Co-design in initiatives focused on promoting learning across settings. This requires the perspectives and voices of multiple stakeholders.  Any initiative, including STEM education, should be a collaborative effort that strives to create lasting partnerships for all members involved, across multiple K-12 learning environments.  In structuring these partnerships, “it is important not only to consider what stakeholder groups need to be involved, but also the history of communities and the relations among different stakeholder groups” (Penuel & Fishman, 2012, p. 8).  Without taking these into account, any change initiative will not be sustainable.

Engage participants in building artifacts that facilitate meaning across contexts. STEM foundational thinking and access to that learning require strategies that extend across educational settings, and into the real world.  For example, Penuel et al. (2014) discusses the use of “Transmedia storytelling” as a way to engage learners in building artifacts or learning portfolios by “creating a single story or story experience” (p. 8).  Students are active members of creating these stories that then translate to lessons in questioning, observations, and constructing claims, evidence, and reasoning for real-world scenarios.

Help youth identify with the learning enterprise. Penuel et al. (2014) discuss the importance of identifying and integrating students’ cultural practices into deep learning experiences.  This is how students co-create their STEM identities so that they do not conflict with their cultural identities.  A STEM identity “develops as people transform their participation in culturally valued activities and come to imagine new possible futures for themselves and others” (Penuel & Fishman, 2012, p. 9).  Students need multiple opportunities to develop their STEM identities, and how those match with their cultural identities, while solving authentic problems.  Students of color need to see themselves as STEM students as well as cultural beings.

 

Brokering to facilitate movement across settings.
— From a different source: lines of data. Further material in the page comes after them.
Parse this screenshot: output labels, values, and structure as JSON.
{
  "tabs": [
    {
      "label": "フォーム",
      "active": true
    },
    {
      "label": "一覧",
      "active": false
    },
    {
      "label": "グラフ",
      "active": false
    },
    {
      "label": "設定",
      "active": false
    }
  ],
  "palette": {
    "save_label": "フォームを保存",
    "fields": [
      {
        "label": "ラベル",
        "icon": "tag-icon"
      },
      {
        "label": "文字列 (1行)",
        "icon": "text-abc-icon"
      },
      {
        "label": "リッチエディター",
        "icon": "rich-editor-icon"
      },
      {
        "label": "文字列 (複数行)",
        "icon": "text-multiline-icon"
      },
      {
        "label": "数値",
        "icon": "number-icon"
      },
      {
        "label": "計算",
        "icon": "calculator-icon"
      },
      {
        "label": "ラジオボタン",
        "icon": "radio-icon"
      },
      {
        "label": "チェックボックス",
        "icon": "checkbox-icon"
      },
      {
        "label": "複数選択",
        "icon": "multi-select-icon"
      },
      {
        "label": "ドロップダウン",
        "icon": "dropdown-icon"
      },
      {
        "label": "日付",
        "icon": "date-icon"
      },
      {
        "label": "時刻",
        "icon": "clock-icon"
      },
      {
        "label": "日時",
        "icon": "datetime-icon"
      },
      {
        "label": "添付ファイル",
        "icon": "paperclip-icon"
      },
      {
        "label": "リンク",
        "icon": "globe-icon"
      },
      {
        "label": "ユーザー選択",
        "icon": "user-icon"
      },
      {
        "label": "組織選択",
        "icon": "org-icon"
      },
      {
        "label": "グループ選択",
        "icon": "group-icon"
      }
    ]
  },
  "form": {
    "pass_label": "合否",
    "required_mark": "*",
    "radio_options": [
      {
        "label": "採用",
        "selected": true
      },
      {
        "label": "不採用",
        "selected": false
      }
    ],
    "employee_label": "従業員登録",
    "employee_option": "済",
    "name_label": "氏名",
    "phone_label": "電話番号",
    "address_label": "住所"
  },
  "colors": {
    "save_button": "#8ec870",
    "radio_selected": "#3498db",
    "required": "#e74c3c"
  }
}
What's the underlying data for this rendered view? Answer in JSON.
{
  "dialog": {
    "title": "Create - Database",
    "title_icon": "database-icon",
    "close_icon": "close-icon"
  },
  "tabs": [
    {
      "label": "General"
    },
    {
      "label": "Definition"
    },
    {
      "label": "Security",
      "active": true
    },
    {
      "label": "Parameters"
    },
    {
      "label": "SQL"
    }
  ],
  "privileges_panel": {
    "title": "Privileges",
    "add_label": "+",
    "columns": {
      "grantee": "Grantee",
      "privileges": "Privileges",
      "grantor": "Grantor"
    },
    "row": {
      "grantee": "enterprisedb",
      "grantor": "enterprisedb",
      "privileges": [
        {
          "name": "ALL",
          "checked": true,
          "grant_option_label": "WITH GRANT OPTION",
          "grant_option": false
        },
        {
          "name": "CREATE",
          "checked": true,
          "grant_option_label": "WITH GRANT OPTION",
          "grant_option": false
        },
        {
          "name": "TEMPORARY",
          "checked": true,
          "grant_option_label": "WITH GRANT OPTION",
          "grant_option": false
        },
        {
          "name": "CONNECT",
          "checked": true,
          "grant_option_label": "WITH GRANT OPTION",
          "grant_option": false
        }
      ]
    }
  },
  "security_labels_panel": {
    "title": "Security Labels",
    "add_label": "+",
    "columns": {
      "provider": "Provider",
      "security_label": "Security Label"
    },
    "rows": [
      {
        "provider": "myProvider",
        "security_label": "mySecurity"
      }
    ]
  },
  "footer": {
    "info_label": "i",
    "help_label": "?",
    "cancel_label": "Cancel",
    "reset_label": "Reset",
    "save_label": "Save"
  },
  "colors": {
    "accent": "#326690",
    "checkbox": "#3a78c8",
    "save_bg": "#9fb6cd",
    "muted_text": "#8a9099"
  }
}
STEM foundational thinking does not solely live in the classroom.  Students take themes and content knowledge from STEM instructional activities and use them in other settings, mainly outside of the classroom.  This type of brokering “facilitates a form of learning that comes about form expanding personal networks” (Penuel & Fishman, 2012, p. 11).  Students can then become active members of their communities because they have developed social networks of others who have knowledge, skills, or resources needed to solve authentic problems.